Fritz feels one should not entertain fears, nor make space for them.  Do I really need to talk about these nebulous things in such a public place?  "People don't really find others' neuroses all that entertaining, do they?"  Which is why he reads meterology for fun.

And I consider Othello, The Scarlet Letter, The Brothers Karamazov, all of Chekov.  It's such a good thing their writing technique is so good that it can compensate for all that nasty miasma of off-putting neurotica.

Fritz says, "And I just wonder, what does this free-floating fear have to do with either 'Imaginary' or 'Bicycle,'  you know?  Imaginary?  Bicycle?  Hmm?"

My dears, you have been warned.  If you are looking for the bikely life please hie yourself over to the Dream Wheels.  Plenty of happy cycling moments over there.

Though where would brightness be without its dark? 

Here is my soul's bicycle, my darling Fritz, imagine it if you can: wobbling between the two wheels, Dread and Delight.  I am balanced so long as I keep moving with both of them.

Literally.  Moving. 

It's no accident that I walk many miles every week - more when I am working my way through loss or grief, less at other times, but always regularly.  This past year I've walked most mornings in the dark with a friend. In addition to our usual eight-mile rambles over the hills on Saturday morning.  For health and fitness, for talk and companionship.

Mostly for that, let us say.

But more than I would like to admit because the movement eases the flutter and tightness inside me. 

So much of it, no doubt, just bodily maintenance. A lack of sleep? hormones?  Erratic blood sugar,  I sometimes think, vitamin B too low. Or vitamin D.

But I am never afraid when I'm out riding the roads, cycling alongside trucks and other traffic.  Watchful, maybe.  Vigilant.  Observant.  Aware.  But the release from anxiety is part of what I find so exhilarating about cycling and hill-climbing.  That, and becoming so physically tired that when I sit down to rest I can just breathe in and breathe out.  What I find hard some days is that all my roads eventually must loop around and come back home -  before I am worn out enough to just rest.

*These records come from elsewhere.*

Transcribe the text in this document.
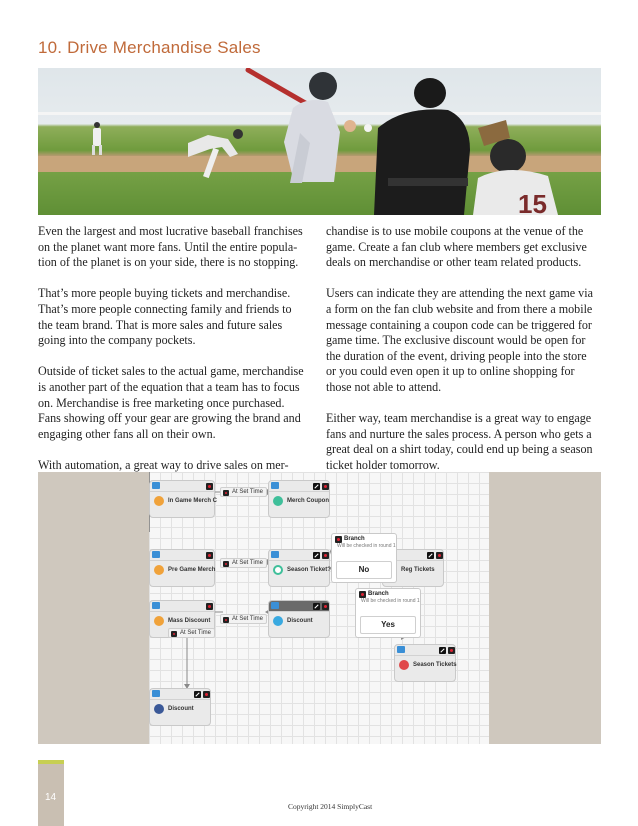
10. Drive Merchandise Sales
15

Even the largest and most lucrative baseball franchises on the planet want more fans. Until the entire popula-tion of the planet is on your side, there is no stopping.

That’s more people buying tickets and merchandise. That’s more people connecting family and friends to the team brand. That is more sales and future sales going into the company pockets.

Outside of ticket sales to the actual game, merchandise is another part of the equation that a team has to focus on. Merchandise is free marketing once purchased. Fans showing off your gear are growing the brand and engaging other fans all on their own.

With automation, a great way to drive sales on mer-

chandise is to use mobile coupons at the venue of the game. Create a fan club where members get exclusive deals on merchandise or other team related products.

Users can indicate they are attending the next game via a form on the fan club website and from there a mobile message containing a coupon code can be triggered for game time. The exclusive discount would be open for the duration of the event, driving people into the store or you could even open it up to online shopping for those not able to attend.

Either way, team merchandise is a great way to engage fans and nurture the sales process. A person who gets a great deal on a shirt today, could end up being a season ticket holder tomorrow.

In Game Merch C	Merch Coupon
Pre Game Merch	Season Ticket?	Reg Tickets
Mass Discount	Discount
Season Tickets
Discount
At Set Time
At Set Time
At Set Time
At Set Time
Branch
Will be checked in round 1
No
Branch
Will be checked in round 1
Yes
14
Copyright 2014 SimplyCast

I can feel it - the inner sigh as of one re-assuming a heavy pack -  as the worries creep back into their familiar pockets with their evil chuckles and abominable self-assurance, sharp fingers clutching through the fabric of my shirt as they climb back up on my back. 

When we had just come home from our biking weekend, while the endorphins and oxygen were still coursing through my blood, my young son climbed into my lap and I felt all that energy turn to a kind of hovering, an ache to keep safe.

Which I cannot.

Which I hate.

Mostly safe.  That I can do.  But this world is not a safe place.  And we are tough and resilient.  We know how to climb hills and laugh at spills. 

We will pray for courage because we cannot in good conscience plead to be kept safe.

And when dread empties us out, we will delight in whatever we still find.


Lisa B. said...

I will keep thinking about this:

>>wobbling between the two wheels, Dread and Delight. I am balanced so long as I keep moving with both of them.

Literally. Moving.

Sometimes, I get stuck--not-moving--and that does make everything worse. Keep moving, very good advice.

Mrs. Organic said...

"What I find hard some days is that all my roads eventually must loop around and come back home."

Sing it, sister. It is also the good thing, coming home - still, hard.

Emma J said...

And now, having written about it, I can move on. Storm's over. Thanks for listening.